Author: Fred Vermorel
Publisher: Abrams
Published: 1997-10-01
Total Pages: 270
ISBN-13: 1468309854
DOWNLOAD EBOOKVivienne Westwood was the Queen of Punk Rock and her fashions have scandalized and fascinated the world since the Sixties. Parading models bare-breasted down the catwalks of Paris, posing pantiless outside Buckingham Palace-she has an insatiable appetite for anarchic outrageousness. She has never lost her power to shock, and her continued innovations make her one of the most talked about fashion designers in the world. But little is know about this essentially private woman. What is she like What is the secret of her success.Gleaned from more than thirty years of interviews with Westwood herself, Vivienne Westwood describes for the first time in detail Westwood's childhood and early years; it also exposes the inside story of her stormy and bizarre relationship with musician and fashionista Malcolm McLaren. The author looks at the origins of Westwood's witty and erotic sensibility, placing it in the context of the sixties, and throwing light on the dynamics of punk and on Westwood's later ability to tap into the inner logic of fashion - a Romantic perversity which is at the heart of mass consumption itself. As a dirty history of the Sixties shared by Westwood, McLaren and the author, and as a story of the triumph of a mad, bad, outrageous girl, Vivienne Westwood succeeds brilliantly.
Author: Nicholas M. Katz
Publisher: Princeton University Press
Published: 2005-10-02
Total Pages: 492
ISBN-13: 9780691123301
DOWNLOAD EBOOKIt is now some thirty years since Deligne first proved his general equidistribution theorem, thus establishing the fundamental result governing the statistical properties of suitably "pure" algebro-geometric families of character sums over finite fields (and of their associated L-functions). Roughly speaking, Deligne showed that any such family obeys a "generalized Sato-Tate law," and that figuring out which generalized Sato-Tate law applies to a given family amounts essentially to computing a certain complex semisimple (not necessarily connected) algebraic group, the "geometric monodromy group" attached to that family. Up to now, nearly all techniques for determining geometric monodromy groups have relied, at least in part, on local information. In Moments, Monodromy, and Perversity, Nicholas Katz develops new techniques, which are resolutely global in nature.
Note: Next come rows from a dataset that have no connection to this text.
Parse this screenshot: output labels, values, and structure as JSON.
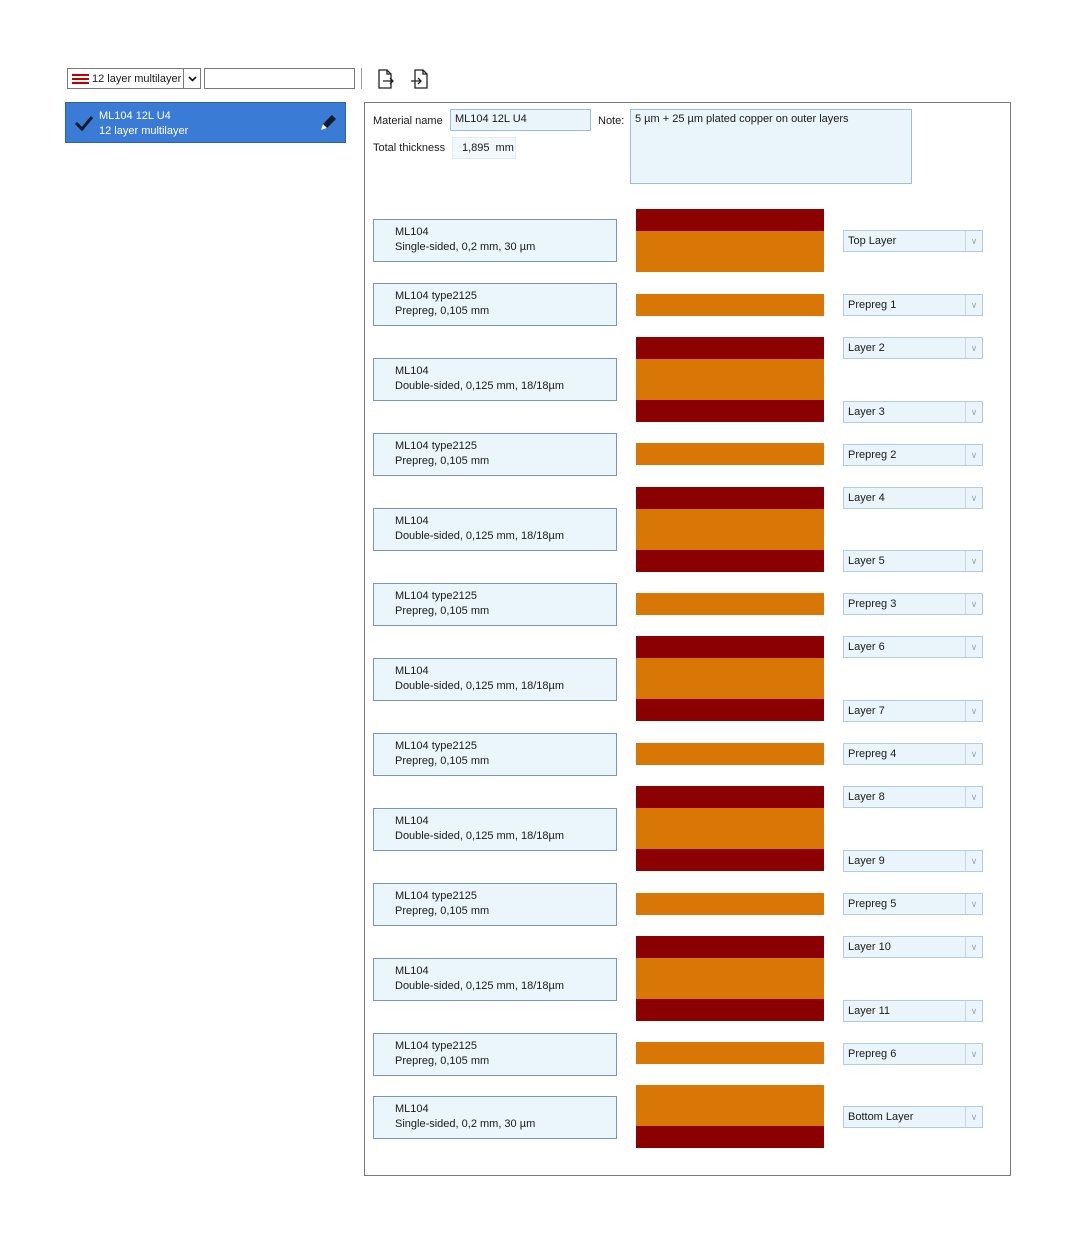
{
  "toolbar": {
    "type_label": "12 layer multilayer",
    "search_value": "",
    "export_icon": "export-file-icon",
    "import_icon": "import-file-icon"
  },
  "list": {
    "item": {
      "name": "ML104 12L U4",
      "subtitle": "12 layer multilayer",
      "status_icon": "check-icon",
      "edit_icon": "pencil-icon"
    }
  },
  "form": {
    "material_name_label": "Material name",
    "material_name_value": "ML104 12L U4",
    "total_thickness_label": "Total thickness",
    "total_thickness_value": "1,895",
    "total_thickness_unit": "mm",
    "note_label": "Note:",
    "note_value": "5 µm + 25 µm plated copper on outer layers"
  },
  "colors": {
    "copper": "#8b0000",
    "dielectric": "#d97706",
    "selection": "#3a7bd5"
  },
  "layers": [
    {
      "line1": "ML104",
      "line2": "Single-sided, 0,2 mm, 30 µm"
    },
    {
      "line1": "ML104 type2125",
      "line2": "Prepreg, 0,105 mm"
    },
    {
      "line1": "ML104",
      "line2": "Double-sided, 0,125 mm, 18/18µm"
    },
    {
      "line1": "ML104 type2125",
      "line2": "Prepreg, 0,105 mm"
    },
    {
      "line1": "ML104",
      "line2": "Double-sided, 0,125 mm, 18/18µm"
    },
    {
      "line1": "ML104 type2125",
      "line2": "Prepreg, 0,105 mm"
    },
    {
      "line1": "ML104",
      "line2": "Double-sided, 0,125 mm, 18/18µm"
    },
    {
      "line1": "ML104 type2125",
      "line2": "Prepreg, 0,105 mm"
    },
    {
      "line1": "ML104",
      "line2": "Double-sided, 0,125 mm, 18/18µm"
    },
    {
      "line1": "ML104 type2125",
      "line2": "Prepreg, 0,105 mm"
    },
    {
      "line1": "ML104",
      "line2": "Double-sided, 0,125 mm, 18/18µm"
    },
    {
      "line1": "ML104 type2125",
      "line2": "Prepreg, 0,105 mm"
    },
    {
      "line1": "ML104",
      "line2": "Single-sided, 0,2 mm, 30 µm"
    }
  ],
  "layer_names": [
    "Top Layer",
    "Prepreg 1",
    "Layer 2",
    "Layer 3",
    "Prepreg 2",
    "Layer 4",
    "Layer 5",
    "Prepreg 3",
    "Layer 6",
    "Layer 7",
    "Prepreg 4",
    "Layer 8",
    "Layer 9",
    "Prepreg 5",
    "Layer 10",
    "Layer 11",
    "Prepreg 6",
    "Bottom Layer"
  ]
}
They are based on two vital ingredients, neither of which existed at the time of Deligne's original work on the subject. The first is the theory of perverse sheaves, pioneered by Goresky and MacPherson in the topological setting and then brilliantly transposed to algebraic geometry by Beilinson, Bernstein, Deligne, and Gabber. The second is Larsen's Alternative, which very nearly characterizes classical groups by their fourth moments. These new techniques, which are of great interest in their own right, are first developed and then used to calculate the geometric monodromy groups attached to some quite specific universal families of (L-functions attached to) character sums over finite fields.